I’m not saying it’s wrong to want to improve yourself. It’s just that if you do any of these things in order to erase intrinsic feelings of unworthiness, it won’t work.

In fact trying to correct our supposed physical flaws reinforces the deeply conditioned message that our worthiness is and always will be determined by the way we look.

Nobody ever looks back at the end of their life and says: ‘I wish I’d lost a few more kilos’. Yet we live our lives as if our appearance is the only thing that matters.


Slaying The Body Shame Dragon

How to overcome negative body image

Imagine your body shame as a fierce dragon that breathes scorching fire.

This dragon has been bullying you for a long time. In fact It’s been around for so long that you may not even know it’s there anymore – but it’s always there, lurking in the background.

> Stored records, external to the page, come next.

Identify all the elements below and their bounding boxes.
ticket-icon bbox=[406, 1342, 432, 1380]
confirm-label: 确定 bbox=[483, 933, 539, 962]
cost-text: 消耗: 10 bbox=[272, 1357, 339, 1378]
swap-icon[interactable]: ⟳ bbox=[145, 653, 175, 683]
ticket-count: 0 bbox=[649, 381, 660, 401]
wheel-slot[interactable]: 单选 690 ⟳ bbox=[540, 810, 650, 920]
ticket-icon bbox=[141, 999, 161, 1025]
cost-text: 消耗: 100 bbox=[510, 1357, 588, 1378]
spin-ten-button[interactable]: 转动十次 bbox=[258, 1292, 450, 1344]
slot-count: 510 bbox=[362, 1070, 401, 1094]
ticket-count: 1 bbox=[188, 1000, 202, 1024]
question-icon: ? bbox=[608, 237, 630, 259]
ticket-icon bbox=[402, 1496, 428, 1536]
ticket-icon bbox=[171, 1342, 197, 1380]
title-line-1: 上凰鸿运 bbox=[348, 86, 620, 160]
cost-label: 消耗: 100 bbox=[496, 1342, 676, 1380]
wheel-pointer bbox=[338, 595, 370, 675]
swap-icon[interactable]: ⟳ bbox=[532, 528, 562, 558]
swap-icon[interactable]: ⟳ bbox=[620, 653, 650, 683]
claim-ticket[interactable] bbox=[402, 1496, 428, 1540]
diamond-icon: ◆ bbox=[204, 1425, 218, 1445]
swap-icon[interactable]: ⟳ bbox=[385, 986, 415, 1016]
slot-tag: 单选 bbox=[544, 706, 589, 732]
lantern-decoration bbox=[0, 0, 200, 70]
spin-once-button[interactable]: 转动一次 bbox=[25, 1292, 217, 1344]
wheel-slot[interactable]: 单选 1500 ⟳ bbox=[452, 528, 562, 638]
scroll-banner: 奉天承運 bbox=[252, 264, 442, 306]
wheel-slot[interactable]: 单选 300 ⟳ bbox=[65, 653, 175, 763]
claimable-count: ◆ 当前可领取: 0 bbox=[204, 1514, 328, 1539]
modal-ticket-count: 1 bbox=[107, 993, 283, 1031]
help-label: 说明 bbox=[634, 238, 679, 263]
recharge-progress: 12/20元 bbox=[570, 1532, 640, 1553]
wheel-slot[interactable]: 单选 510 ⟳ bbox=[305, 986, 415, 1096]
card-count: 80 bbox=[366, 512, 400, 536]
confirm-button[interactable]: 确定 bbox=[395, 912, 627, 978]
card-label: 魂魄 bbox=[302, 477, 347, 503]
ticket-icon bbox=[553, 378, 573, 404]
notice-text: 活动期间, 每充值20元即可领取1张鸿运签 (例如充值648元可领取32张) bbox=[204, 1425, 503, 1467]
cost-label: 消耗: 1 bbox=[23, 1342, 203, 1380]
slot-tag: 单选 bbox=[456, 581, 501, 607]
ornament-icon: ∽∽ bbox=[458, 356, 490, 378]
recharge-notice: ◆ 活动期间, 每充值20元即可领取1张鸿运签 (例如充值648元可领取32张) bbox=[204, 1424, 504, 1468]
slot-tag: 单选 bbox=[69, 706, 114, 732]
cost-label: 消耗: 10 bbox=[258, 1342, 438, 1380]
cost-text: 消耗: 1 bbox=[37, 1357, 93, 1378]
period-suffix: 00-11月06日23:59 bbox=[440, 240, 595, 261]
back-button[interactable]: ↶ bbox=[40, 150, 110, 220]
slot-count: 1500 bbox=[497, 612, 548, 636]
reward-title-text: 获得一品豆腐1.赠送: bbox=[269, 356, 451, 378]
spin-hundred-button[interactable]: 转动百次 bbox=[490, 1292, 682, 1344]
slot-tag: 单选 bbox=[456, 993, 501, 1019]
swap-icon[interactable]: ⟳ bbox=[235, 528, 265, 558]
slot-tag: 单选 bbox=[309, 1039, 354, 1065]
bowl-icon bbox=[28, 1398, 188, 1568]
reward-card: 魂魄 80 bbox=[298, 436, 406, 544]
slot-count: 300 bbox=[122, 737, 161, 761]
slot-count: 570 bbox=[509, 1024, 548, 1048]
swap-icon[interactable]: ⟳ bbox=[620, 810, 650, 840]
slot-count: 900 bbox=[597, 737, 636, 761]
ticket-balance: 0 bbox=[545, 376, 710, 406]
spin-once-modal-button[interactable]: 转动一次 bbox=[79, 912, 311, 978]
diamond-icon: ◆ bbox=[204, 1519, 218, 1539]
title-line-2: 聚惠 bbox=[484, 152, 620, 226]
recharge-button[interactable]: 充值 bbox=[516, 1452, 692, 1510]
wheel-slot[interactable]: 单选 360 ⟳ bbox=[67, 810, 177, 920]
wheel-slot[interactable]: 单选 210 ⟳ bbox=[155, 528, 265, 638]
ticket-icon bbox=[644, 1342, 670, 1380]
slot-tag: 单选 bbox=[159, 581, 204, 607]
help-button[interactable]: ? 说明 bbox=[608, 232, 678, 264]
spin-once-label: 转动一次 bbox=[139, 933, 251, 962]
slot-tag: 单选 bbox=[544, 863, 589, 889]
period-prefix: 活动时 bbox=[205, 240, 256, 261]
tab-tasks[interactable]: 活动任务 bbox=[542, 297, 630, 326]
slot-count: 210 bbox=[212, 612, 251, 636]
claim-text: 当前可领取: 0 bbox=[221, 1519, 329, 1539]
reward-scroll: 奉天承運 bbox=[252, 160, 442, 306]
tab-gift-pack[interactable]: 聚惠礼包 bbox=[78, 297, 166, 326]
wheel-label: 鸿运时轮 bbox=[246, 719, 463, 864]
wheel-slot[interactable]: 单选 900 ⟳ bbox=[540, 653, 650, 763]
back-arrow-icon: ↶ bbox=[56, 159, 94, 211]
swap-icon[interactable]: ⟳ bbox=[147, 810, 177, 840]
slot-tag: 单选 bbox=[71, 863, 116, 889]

When you try to push the dragon away via pain minimisation, this may bring relief for a short time, but ultimately it only gives the dragon more power.

The only way to deal with the body shame dragon is head on. We have to open our eyes and say:

‘I see you’

When we recognize harmful messages about women’s bodies that we’ve become desensitised to, we open the door to a new perspective.

As conscious beings, we have the power to sift and sort between messages that nurture us and ones we can do without.

Ignoring the harmful messages from the media and our society helps us slowly carve the key that will free us from our prisons so we can decide for ourselves what it is to be healthy, worthy and lovable and live our lives on our own terms.